The idea for a new startup developed in school out of an existing challenge for Access Travel. They wanted to run a sweepstakes contest on Facebook to drum up more business for Access but couldn’t find the ideal marketing software to do it. Eventually, Wildfire became the answer.
If you had to find a case study for how business school can be the quintessential incubator for a startup, you don’t need to look much further than Wildfire. Besides smart advice the pair got from professors and fellow students, they made the kind of contacts in business school that allowed their social media marketing company to quickly reach a tipping point.
In four years, Wildfire had more than 21,000 paying customers, including 30 of the world’s 50 most valuable brands, when approached by Google last year. Lady Gaga had even used Wildfire to launch a new album. The search engine giant reportedly paid $350 million plus $100 million in retention bonuses to acquire Wildfire, which is still run by the MBA pair as a division within Google.
Crucial to their fast start was a connection Chuard made at Stanford with a fellow classmate. “One of my best friends from business school joined Facebook after we graduated and he opened a lot of doors for us at Facebook,” says Chuard. “He was trying to grow Facebook internationally at the top. Now he is one of the top executives overseeing growth and other important projects. When you start a business, you often hear what was the unfair advantage a business has. I think that was one of our unfair advantages, to have an insider at Facebook.”
They also plied the alumni lists of both schools to land early clients that would impress others and bring in still more business. “We used the HBS and Stanford networks to reach out to companies that could be potential clients,” says Ransom. “I remember reaching out to Expedia, Sony, and others. That was really helpful. We had classmates who were in some of the key networks we had to deal with like Facebook and Twitter and MySpace. The network was really helpful for that.”
The classroom played a critical role in the launch of Wildfire. “HBS was helpful in that you could design a lot of your own projects in your second year,” explains Ransom. “I was able to structure a couple of classes around the business.

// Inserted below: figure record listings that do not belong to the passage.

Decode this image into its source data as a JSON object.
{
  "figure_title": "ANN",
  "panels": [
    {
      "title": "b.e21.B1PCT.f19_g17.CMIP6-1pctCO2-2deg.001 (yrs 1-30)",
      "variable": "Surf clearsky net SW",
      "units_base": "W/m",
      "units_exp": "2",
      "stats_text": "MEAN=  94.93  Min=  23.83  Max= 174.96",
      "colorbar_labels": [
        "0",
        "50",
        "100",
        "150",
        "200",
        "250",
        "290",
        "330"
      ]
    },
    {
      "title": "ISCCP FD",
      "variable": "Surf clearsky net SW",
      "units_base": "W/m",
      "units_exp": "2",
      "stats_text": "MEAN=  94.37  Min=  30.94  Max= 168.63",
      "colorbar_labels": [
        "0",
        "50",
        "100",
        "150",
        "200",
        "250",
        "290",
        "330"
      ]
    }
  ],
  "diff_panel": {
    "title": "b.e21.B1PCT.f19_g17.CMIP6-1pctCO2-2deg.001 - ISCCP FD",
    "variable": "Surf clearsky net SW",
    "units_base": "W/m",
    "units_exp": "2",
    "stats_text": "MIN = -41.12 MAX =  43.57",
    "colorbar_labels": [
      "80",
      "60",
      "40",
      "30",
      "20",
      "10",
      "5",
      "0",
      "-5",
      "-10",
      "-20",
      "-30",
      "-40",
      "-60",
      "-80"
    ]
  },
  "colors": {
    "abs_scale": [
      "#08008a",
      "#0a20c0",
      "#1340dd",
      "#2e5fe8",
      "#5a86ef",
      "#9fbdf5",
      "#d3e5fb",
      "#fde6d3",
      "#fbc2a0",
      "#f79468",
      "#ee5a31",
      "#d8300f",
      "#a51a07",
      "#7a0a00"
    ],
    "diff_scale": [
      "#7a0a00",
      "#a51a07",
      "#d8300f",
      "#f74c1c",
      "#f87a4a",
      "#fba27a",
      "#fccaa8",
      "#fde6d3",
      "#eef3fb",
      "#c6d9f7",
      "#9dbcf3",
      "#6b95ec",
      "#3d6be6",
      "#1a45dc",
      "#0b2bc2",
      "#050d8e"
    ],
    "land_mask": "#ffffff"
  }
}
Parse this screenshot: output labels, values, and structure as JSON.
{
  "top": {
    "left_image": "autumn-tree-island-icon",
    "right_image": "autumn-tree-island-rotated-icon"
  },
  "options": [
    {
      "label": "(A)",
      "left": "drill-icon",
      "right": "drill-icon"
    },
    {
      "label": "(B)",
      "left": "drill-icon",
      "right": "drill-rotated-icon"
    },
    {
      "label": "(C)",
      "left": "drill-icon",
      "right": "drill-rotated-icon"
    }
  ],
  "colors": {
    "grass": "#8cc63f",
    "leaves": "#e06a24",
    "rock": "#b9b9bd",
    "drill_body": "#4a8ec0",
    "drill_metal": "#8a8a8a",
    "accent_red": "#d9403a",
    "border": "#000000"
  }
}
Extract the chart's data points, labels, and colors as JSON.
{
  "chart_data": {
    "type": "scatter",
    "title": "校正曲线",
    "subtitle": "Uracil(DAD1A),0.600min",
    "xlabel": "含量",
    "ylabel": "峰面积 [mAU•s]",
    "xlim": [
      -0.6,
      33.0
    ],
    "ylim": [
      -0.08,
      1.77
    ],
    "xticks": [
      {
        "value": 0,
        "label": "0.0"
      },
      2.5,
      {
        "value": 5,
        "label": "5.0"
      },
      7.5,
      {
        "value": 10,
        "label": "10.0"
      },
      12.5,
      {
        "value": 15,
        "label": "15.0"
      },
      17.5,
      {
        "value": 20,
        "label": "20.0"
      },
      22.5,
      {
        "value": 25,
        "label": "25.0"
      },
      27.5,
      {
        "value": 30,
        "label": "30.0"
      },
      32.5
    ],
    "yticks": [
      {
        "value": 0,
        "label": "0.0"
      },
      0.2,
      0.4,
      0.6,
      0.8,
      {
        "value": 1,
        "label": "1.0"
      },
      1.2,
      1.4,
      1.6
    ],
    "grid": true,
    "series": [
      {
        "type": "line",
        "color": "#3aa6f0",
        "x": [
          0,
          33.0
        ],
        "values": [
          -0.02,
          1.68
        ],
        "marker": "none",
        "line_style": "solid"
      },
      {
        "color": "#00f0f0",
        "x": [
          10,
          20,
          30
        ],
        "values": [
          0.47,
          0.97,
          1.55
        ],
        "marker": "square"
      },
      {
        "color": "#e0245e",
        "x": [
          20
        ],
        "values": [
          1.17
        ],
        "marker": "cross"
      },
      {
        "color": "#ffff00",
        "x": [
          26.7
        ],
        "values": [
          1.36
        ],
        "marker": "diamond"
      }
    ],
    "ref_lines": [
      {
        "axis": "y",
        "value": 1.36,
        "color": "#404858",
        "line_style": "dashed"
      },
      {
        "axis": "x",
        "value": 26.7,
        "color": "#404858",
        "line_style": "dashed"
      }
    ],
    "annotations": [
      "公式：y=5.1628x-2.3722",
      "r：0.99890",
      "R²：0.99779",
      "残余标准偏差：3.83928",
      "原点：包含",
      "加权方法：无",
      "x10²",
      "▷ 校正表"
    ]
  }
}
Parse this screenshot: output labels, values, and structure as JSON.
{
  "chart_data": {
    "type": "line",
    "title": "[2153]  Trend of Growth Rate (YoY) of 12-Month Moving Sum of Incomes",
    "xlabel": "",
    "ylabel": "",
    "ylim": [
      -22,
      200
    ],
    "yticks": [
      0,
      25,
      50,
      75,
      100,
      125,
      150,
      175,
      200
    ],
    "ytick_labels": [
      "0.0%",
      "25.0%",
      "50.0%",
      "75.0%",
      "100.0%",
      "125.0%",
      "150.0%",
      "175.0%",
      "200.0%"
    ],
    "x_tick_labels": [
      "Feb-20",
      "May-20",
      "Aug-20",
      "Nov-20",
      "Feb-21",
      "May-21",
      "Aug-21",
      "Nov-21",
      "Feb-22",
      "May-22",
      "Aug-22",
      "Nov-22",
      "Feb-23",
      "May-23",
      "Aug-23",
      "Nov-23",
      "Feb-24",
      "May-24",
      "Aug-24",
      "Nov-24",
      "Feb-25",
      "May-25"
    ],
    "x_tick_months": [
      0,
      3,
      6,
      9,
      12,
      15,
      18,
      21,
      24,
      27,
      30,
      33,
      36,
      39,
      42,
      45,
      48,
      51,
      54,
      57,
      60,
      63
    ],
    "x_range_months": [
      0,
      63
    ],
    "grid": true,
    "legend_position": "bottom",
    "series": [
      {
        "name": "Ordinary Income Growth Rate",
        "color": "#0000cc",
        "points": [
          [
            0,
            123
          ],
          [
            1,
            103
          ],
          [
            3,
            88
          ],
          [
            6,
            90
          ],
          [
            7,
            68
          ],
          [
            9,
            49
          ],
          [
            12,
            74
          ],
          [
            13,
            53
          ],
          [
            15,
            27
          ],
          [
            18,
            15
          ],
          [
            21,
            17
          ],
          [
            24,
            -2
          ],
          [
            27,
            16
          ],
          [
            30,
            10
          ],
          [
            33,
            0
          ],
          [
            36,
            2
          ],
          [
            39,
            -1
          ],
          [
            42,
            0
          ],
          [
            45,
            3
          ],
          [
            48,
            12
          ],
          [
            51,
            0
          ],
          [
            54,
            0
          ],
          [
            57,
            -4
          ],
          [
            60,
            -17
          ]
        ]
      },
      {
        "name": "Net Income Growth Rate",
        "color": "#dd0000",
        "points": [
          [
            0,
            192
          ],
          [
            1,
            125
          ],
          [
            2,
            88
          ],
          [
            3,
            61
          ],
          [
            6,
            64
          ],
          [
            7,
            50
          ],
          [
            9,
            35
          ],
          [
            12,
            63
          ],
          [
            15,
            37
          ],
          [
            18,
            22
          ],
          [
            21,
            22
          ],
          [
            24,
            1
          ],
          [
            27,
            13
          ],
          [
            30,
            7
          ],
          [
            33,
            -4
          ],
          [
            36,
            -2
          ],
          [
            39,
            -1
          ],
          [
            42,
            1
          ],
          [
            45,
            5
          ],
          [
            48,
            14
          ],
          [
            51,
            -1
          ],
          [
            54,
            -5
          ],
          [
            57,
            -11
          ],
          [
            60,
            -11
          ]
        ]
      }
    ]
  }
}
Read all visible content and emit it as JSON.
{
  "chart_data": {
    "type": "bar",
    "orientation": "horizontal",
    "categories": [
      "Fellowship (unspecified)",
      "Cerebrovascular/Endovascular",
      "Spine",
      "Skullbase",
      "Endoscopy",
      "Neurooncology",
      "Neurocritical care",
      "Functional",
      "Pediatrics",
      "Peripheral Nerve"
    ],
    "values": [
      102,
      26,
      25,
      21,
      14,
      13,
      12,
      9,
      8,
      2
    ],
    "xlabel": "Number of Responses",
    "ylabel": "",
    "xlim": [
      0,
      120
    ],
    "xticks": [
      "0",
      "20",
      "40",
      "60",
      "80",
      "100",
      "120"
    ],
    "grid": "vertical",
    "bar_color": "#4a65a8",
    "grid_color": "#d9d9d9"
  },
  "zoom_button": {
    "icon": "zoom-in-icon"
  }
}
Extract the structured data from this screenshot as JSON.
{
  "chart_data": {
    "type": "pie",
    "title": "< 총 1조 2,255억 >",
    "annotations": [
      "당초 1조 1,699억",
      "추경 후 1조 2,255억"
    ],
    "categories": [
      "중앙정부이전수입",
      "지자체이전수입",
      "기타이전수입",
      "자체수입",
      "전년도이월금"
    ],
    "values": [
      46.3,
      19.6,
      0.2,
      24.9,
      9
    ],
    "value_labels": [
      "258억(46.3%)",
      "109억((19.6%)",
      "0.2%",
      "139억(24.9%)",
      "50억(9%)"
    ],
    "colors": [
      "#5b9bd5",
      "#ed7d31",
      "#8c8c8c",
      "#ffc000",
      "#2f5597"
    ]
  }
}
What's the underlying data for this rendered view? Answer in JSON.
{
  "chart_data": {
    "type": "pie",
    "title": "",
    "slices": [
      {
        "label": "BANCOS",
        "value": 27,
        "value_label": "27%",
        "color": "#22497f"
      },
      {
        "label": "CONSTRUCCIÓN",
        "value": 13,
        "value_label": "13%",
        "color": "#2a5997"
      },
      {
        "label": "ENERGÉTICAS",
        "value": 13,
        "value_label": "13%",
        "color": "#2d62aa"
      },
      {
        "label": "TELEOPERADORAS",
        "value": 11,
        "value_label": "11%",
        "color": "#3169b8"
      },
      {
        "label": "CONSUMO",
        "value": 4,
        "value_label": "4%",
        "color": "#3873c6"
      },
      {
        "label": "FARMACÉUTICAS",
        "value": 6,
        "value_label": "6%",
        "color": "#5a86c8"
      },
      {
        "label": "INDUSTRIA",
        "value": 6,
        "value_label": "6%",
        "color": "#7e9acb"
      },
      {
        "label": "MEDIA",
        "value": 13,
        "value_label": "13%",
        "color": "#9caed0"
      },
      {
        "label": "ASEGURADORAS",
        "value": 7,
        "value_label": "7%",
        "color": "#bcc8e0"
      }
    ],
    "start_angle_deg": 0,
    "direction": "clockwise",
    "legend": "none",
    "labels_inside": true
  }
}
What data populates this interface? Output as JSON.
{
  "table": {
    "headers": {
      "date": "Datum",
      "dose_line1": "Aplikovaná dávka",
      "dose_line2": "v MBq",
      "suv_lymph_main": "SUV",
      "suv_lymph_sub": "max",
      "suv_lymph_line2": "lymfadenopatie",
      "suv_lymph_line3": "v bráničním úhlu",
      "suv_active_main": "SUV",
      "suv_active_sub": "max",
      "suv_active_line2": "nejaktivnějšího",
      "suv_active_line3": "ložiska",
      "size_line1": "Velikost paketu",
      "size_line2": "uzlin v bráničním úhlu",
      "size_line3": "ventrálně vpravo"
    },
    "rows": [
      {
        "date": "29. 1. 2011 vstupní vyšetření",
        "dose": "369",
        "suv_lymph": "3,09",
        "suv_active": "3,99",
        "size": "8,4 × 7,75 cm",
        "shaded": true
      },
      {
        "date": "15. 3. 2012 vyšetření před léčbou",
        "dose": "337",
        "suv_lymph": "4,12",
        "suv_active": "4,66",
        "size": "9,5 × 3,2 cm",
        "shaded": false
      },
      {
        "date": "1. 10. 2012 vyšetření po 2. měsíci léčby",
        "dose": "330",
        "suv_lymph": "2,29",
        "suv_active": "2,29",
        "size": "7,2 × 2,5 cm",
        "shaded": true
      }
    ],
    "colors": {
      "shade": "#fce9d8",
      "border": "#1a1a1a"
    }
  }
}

So what I was doing on the business actually fed into my classes and got me credit as well and professors’ advice.”
The MBA experience helped in other ways, too. It made both of them more ambitious for their new enterprise. “Business school made us think bigger,” insists Ransom. “You are told you are going to change the world and you can do anything. You are urged to think big. I think there might have been an element of really stepping it up. For me, when everyone was going through the recruiting process, I didn’t participate in it. I saw my only way as starting a business. It put pressure on me to deliver. By the time I graduate, I thought, this thing needs to be running and taking off. It put pressure on me to really go for it during the last year.”
The business school environment also helped to shape their expectations of the kind of business they could create. “Being in Harvard and Stanford probably exposed us to the Silicon Valley world and this idea of building a software company,” adds Ransom. “We ultimately created Wildfire because we were trying to market Access Trips on Facebook. But would we have quickly reached this point of building a product others could use? I think business school helped broaden our minds to what was possible because we were actually coming from the travel business–not the tech business at all. And our classmates and alumni helped us when it came to getting clients and building relationships with partners. Maybe we would have gotten there anyway. I don’t believe you need to go to business school to be a successful entrepreneur. In my mind, that’s pretty clear. But would we have ended up doing what we are doing if we didn’t go to business school? Maybe not. We might have veered off in a completely different direction.”
Chuard agrees. “Going to Stanford really changed me,” he says. “Before I did my MBA, I was very much into building a business but along more traditional lines. Going to Stanford and being here in this ecosystem of technology startups really helped me to get very passionate about building software and technology. Before I kind of looked at technology as something just for geeks. But products become really successful when you look at problems customers have and then try to use technology to solve those problems–and not necessarily putting technology first and then trying to find a problem.”
At Stanford, Chuard says he found a mentor in George Foster, who teaches Entrepreneurship: Formation of New Ventures. “In the class, you are able to create your own business plan and do all the things you need to do to get a business off the ground. That kind of helped me a little bit to think about how do we acquire customers. I also got feedback from peers. That was one class that helped me.”